I started making an open source macOS app to do this with whisper and potentially pyannote.
It is functional but a bit slow. I think using whisper directly instead of swift bindings will help a lot.
Really interested in adding diarisation but having a lot of trouble converting Pyannote to CoreML. Pyannote runs so slowly with torch on CPU. Haven’t gotten around putting my latest work for that on GitHub yet.
Yeah definitely switch over to using ggerganov's whisper implementation, I use it in a little home brewed python app on my M1 for handling speech transcripts. The base EN model chews through minutes of audio in seconds, it's insanely fast.
I'm working on the tool, that includes AI. My original target is to test it on my https://www.youtube.com/c/VectorPodcast by offering something that Lex Fridman does for his episodes.
Current features:
1. Download from YT
2. Transcribe using Vosk (output has time codes included)
3. Speaker diarization using pyannote - this isn't perfect and needs a bit more ironing out.
What needs to be done:
4. Store the transcription in a search engine (can include vectors)
5. Implement a webapp
If anyone here is interested to join forces, let me know.
fantastic tool; I used it a lot to transcribe interviews during plane travels where there was no internet, and I needed to fill the time. Really useful to have if you do a lot of interviews
Am I missing something?. For what I checked it supports every language, as is yourself the one transcribing by hand. This is just an UI to watch the video or audio while you're typing it.
I made a similar tool for making tables of contents for youtube videos: https://youtoc.by/
Not developing it actively after I created tables of contents for the several videos I needed, years ago.
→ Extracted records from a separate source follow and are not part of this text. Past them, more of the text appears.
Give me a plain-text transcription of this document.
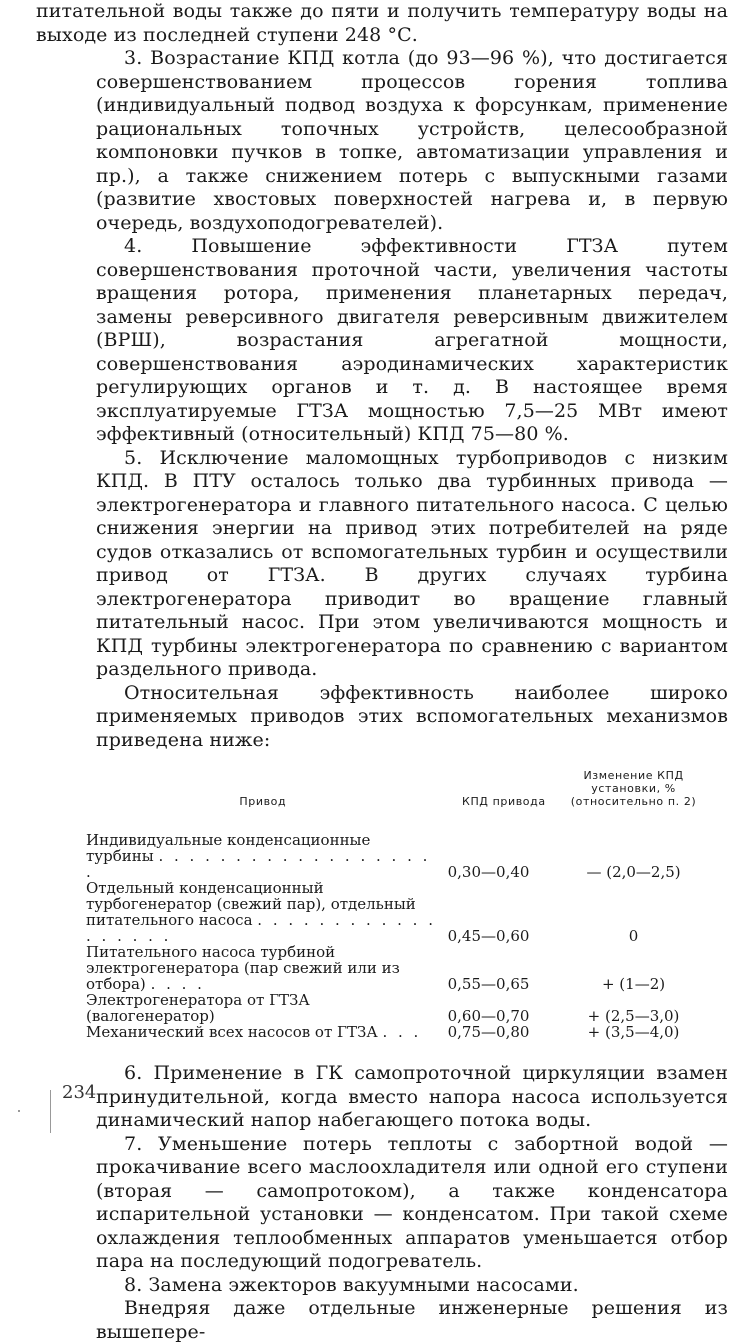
питательной воды также до пяти и получить температуру воды на выходе из последней ступени 248 °С.

3. Возрастание КПД котла (до 93—96 %), что достигается совершенствованием процессов горения топлива (индивидуальный подвод воздуха к форсункам, применение рациональных топочных устройств, целесообразной компоновки пучков в топке, автоматизации управления и пр.), а также снижением потерь с выпускными газами (развитие хвостовых поверхностей нагрева и, в первую очередь, воздухоподогревателей).

4. Повышение эффективности ГТЗА путем совершенствования проточной части, увеличения частоты вращения ротора, применения планетарных передач, замены реверсивного двигателя реверсивным движителем (ВРШ), возрастания агрегатной мощности, совершенствования аэродинамических характеристик регулирующих органов и т. д. В настоящее время эксплуатируемые ГТЗА мощностью 7,5—25 МВт имеют эффективный (относительный) КПД 75—80 %.

5. Исключение маломощных турбоприводов с низким КПД. В ПТУ осталось только два турбинных привода — электрогенератора и главного питательного насоса. С целью снижения энергии на привод этих потребителей на ряде судов отказались от вспомогательных турбин и осуществили привод от ГТЗА. В других случаях турбина электрогенератора приводит во вращение главный питательный насос. При этом увеличиваются мощность и КПД турбины электрогенератора по сравнению с вариантом раздельного привода.

Относительная эффективность наиболее широко применяемых приводов этих вспомогательных механизмов приведена ниже:

Привод	КПД привода	Изменение КПД установки, % (относительно п. 2)
Индивидуальные конденсационные турбины . . . . . . . . . . . . . . . . . . .	0,30—0,40	— (2,0—2,5)
Отдельный конденсационный турбогенератор (свежий пар), отдельный питательного насоса . . . . . . . . . . . . . . . . . .	0,45—0,60	0
Питательного насоса турбиной электрогенератора (пар свежий или из отбора) . . . .	0,55—0,65	+ (1—2)
Электрогенератора от ГТЗА (валогенератор)	0,60—0,70	+ (2,5—3,0)
Механический всех насосов от ГТЗА . . .	0,75—0,80	+ (3,5—4,0)

6. Применение в ГК самопроточной циркуляции взамен принудительной, когда вместо напора насоса используется динамический напор набегающего потока воды.

7. Уменьшение потерь теплоты с забортной водой — прокачивание всего маслоохладителя или одной его ступени (вторая — самопротоком), а также конденсатора испарительной установки — конденсатом. При такой схеме охлаждения теплообменных аппаратов уменьшается отбор пара на последующий подогреватель.

8. Замена эжекторов вакуумными насосами.

Внедряя даже отдельные инженерные решения из вышепере-

234
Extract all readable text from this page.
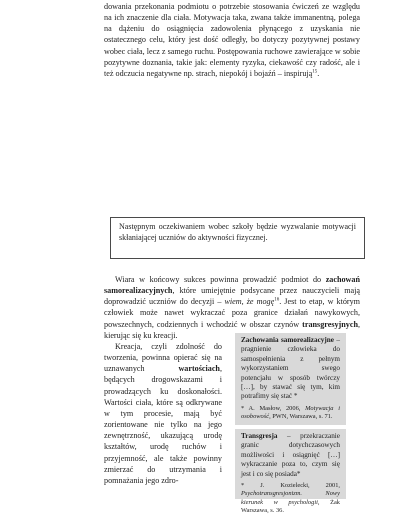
dowania przekonania podmiotu o potrzebie stosowania ćwiczeń ze względu na ich znaczenie dla ciała. Motywacja taka, zwana także immanentną, polega na dążeniu do osiągnięcia zadowolenia płynącego z uzyskania nie ostatecznego celu, który jest dość odległy, bo dotyczy pozytywnej postawy wobec ciała, lecz z samego ruchu. Postępowania ruchowe zawierające w sobie pozytywne doznania, takie jak: elementy ryzyka, ciekawość czy radość, ale i też odczucia negatywne np. strach, niepokój i bojaźń – inspirują$^{15}$.

Następnym oczekiwaniem wobec szkoły będzie wyzwalanie motywacji skłaniającej uczniów do aktywności fizycznej.

Wiara w końcowy sukces powinna prowadzić podmiot do zachowań samorealizacyjnych, które umiejętnie podsycane przez nauczycieli mają doprowadzić uczniów do decyzji – wiem, że mogę$^{16}$. Jest to etap, w którym człowiek może nawet wykraczać poza granice działań nawykowych, powszechnych, codziennych i wchodzić w obszar czynów transgresyjnych, kierując się ku kreacji.

Kreacja, czyli zdolność do tworzenia, powinna opierać się na uznawanych wartościach, będących drogowskazami i prowadzących ku doskonałości. Wartości ciała, które są odkrywane w tym procesie, mają być zorientowane nie tylko na jego zewnętrzność, ukazującą urodę kształtów, urodę ruchów i przyjemność, ale także powinny zmierzać do utrzymania i pomnażania jego zdro-

Zachowania samorealizacyjne – pragnienie człowieka do samospełnienia z pełnym wykorzystaniem swego potencjału w sposób twórczy […], by stawać się tym, kim potrafimy się stać *

* A. Masłow, 2006, Motywacja i osobowość, PWN, Warszawa, s. 71.

Transgresja – przekraczanie granic dotychczasowych możliwości i osiągnięć […] wykraczanie poza to, czym się jest i co się posiada*

* J. Kozielecki, 2001, Psychotransgresjonizm. Nowy kierunek w psychologii, Żak Warszawa, s. 36.
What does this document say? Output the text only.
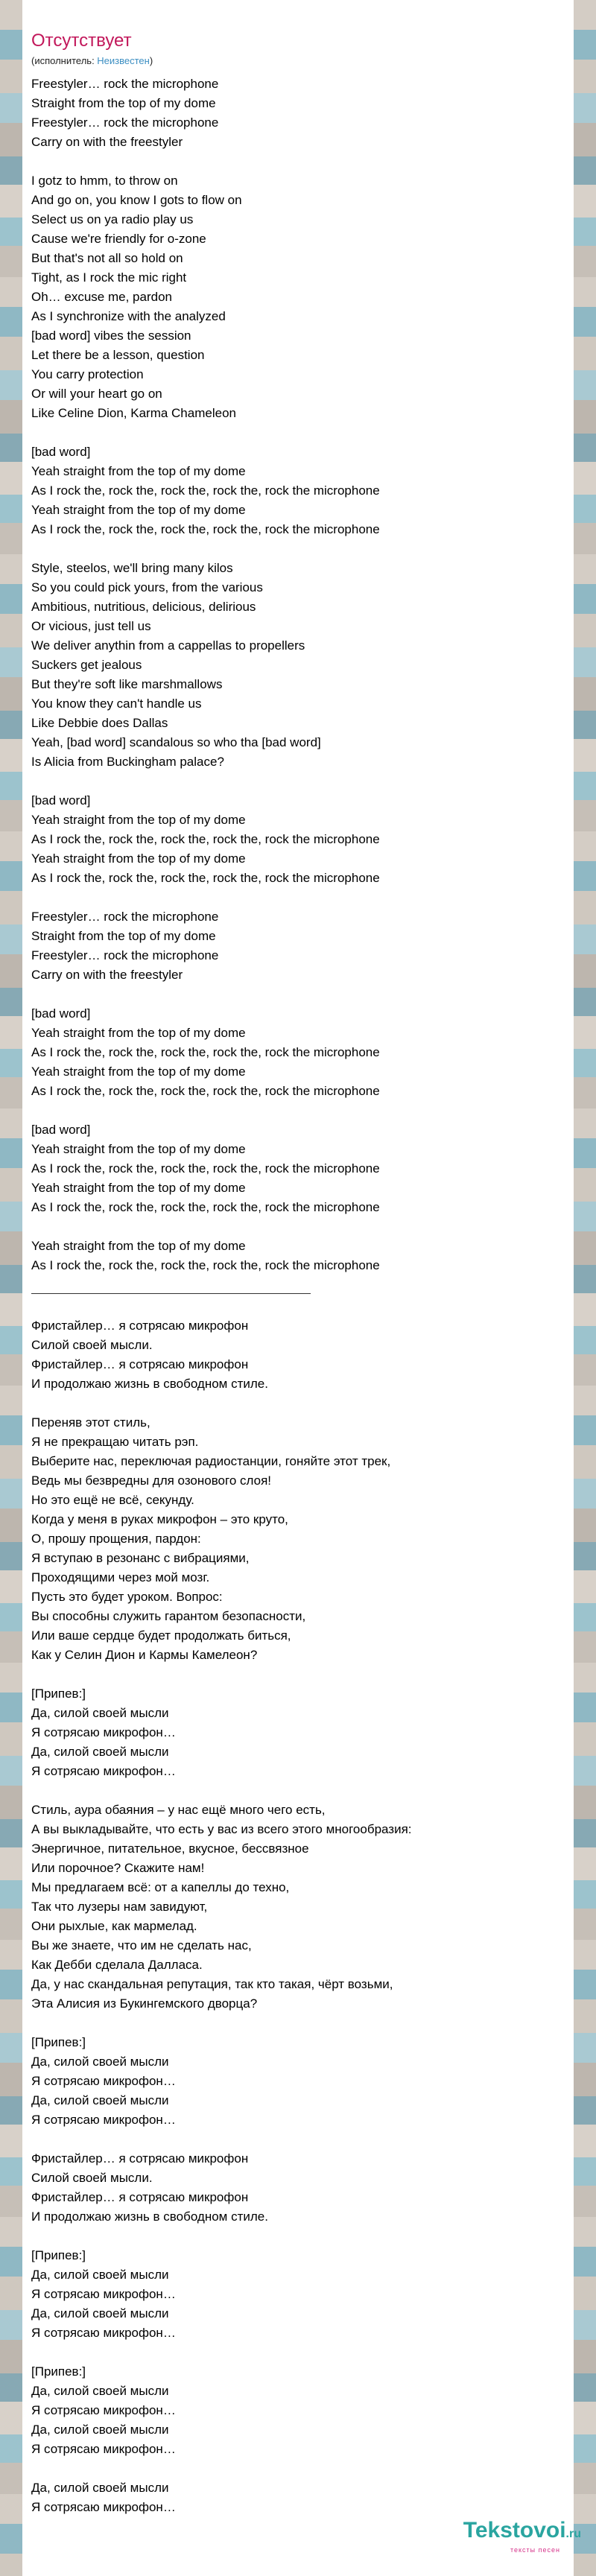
Отсутствует
(исполнитель: Неизвестен)
Freestyler… rock the microphone
Straight from the top of my dome
Freestyler… rock the microphone
Carry on with the freestyler

I gotz to hmm, to throw on
And go on, you know I gots to flow on
Select us on ya radio play us
Cause we're friendly for o-zone
But that's not all so hold on
Tight, as I rock the mic right
Oh… excuse me, pardon
As I synchronize with the analyzed
[bad word] vibes the session
Let there be a lesson, question
You carry protection
Or will your heart go on
Like Celine Dion, Karma Chameleon

[bad word]
Yeah straight from the top of my dome
As I rock the, rock the, rock the, rock the, rock the microphone
Yeah straight from the top of my dome
As I rock the, rock the, rock the, rock the, rock the microphone

Style, steelos, we'll bring many kilos
So you could pick yours, from the various
Ambitious, nutritious, delicious, delirious
Or vicious, just tell us
We deliver anythin from a cappellas to propellers
Suckers get jealous
But they're soft like marshmallows
You know they can't handle us
Like Debbie does Dallas
Yeah, [bad word] scandalous so who tha [bad word]
Is Alicia from Buckingham palace?

[bad word]
Yeah straight from the top of my dome
As I rock the, rock the, rock the, rock the, rock the microphone
Yeah straight from the top of my dome
As I rock the, rock the, rock the, rock the, rock the microphone

Freestyler… rock the microphone
Straight from the top of my dome
Freestyler… rock the microphone
Carry on with the freestyler

[bad word]
Yeah straight from the top of my dome
As I rock the, rock the, rock the, rock the, rock the microphone
Yeah straight from the top of my dome
As I rock the, rock the, rock the, rock the, rock the microphone

[bad word]
Yeah straight from the top of my dome
As I rock the, rock the, rock the, rock the, rock the microphone
Yeah straight from the top of my dome
As I rock the, rock the, rock the, rock the, rock the microphone

Yeah straight from the top of my dome
As I rock the, rock the, rock the, rock the, rock the microphone
Фристайлер… я сотрясаю микрофон
Силой своей мысли.
Фристайлер… я сотрясаю микрофон
И продолжаю жизнь в свободном стиле.

Переняв этот стиль,
Я не прекращаю читать рэп.
Выберите нас, переключая радиостанции, гоняйте этот трек,
Ведь мы безвредны для озонового слоя!
Но это ещё не всё, секунду.
Когда у меня в руках микрофон – это круто,
О, прошу прощения, пардон:
Я вступаю в резонанс с вибрациями,
Проходящими через мой мозг.
Пусть это будет уроком. Вопрос:
Вы способны служить гарантом безопасности,
Или ваше сердце будет продолжать биться,
Как у Селин Дион и Кармы Камелеон?

[Припев:]
Да, силой своей мысли
Я сотрясаю микрофон…
Да, силой своей мысли
Я сотрясаю микрофон…

Стиль, аура обаяния – у нас ещё много чего есть,
А вы выкладывайте, что есть у вас из всего этого многообразия:
Энергичное, питательное, вкусное, бессвязное
Или порочное? Скажите нам!
Мы предлагаем всё: от а капеллы до техно,
Так что лузеры нам завидуют,
Они рыхлые, как мармелад.
Вы же знаете, что им не сделать нас,
Как Дебби сделала Далласа.
Да, у нас скандальная репутация, так кто такая, чёрт возьми,
Эта Алисия из Букингемского дворца?

[Припев:]
Да, силой своей мысли
Я сотрясаю микрофон…
Да, силой своей мысли
Я сотрясаю микрофон…

Фристайлер… я сотрясаю микрофон
Силой своей мысли.
Фристайлер… я сотрясаю микрофон
И продолжаю жизнь в свободном стиле.

[Припев:]
Да, силой своей мысли
Я сотрясаю микрофон…
Да, силой своей мысли
Я сотрясаю микрофон…

[Припев:]
Да, силой своей мысли
Я сотрясаю микрофон…
Да, силой своей мысли
Я сотрясаю микрофон…

Да, силой своей мысли
Я сотрясаю микрофон…
Tekstovoi.ru
тексты песен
If I ever need it again, I will probably work on mobile UI (aka responsive)
If you are looking for something automatic that also allows you to interact with your transcripts chatgpt style then I would recommend https://www.videototextai.com/
That cookies box though... Dark pattern (accept lots + accept all, fake drag affordance, covering a quarter of the page) for cookies doesn't bode well for privacy protections around the transcripts.
You are allowed to delete any transcription you make and with that we do not keep any copy of the transcripts :) . The cookie banner is there to comply with the EU laws.
Ah this brings back memories. When I was in college with limited money, I used to pirate movies and most of them didn't have subtitles and I used to daydream of writing a VLC plug-in which would real time generate subtitles. But I had better things to do like play video games...
I don't understand what the issue is. You don't know how to type the different diacritical marks? Or the textbox isn't accepting them? (Which seems like it would be a browser issue, not an issue with the site.)
SubtitleEdit is one of the most complete and has many online tutorials from users.
Make sure they are recent tutorials because they will probably mention how to use the automated generation tools/plugins that wasn't available years ago.
https://github.com/McCloudS/subgen worked very well for me. I had a TV series where somehow the last few seasons timestamps did not match up with subtitle files I could find online. I used subgen and it worked surprisingly well.
Worked excellent.
It generates both a file that just contains a line per uninterrupted speaker speech prefixed with the speaker number, as well as a file with timestamps which I believe would be used as subtitles.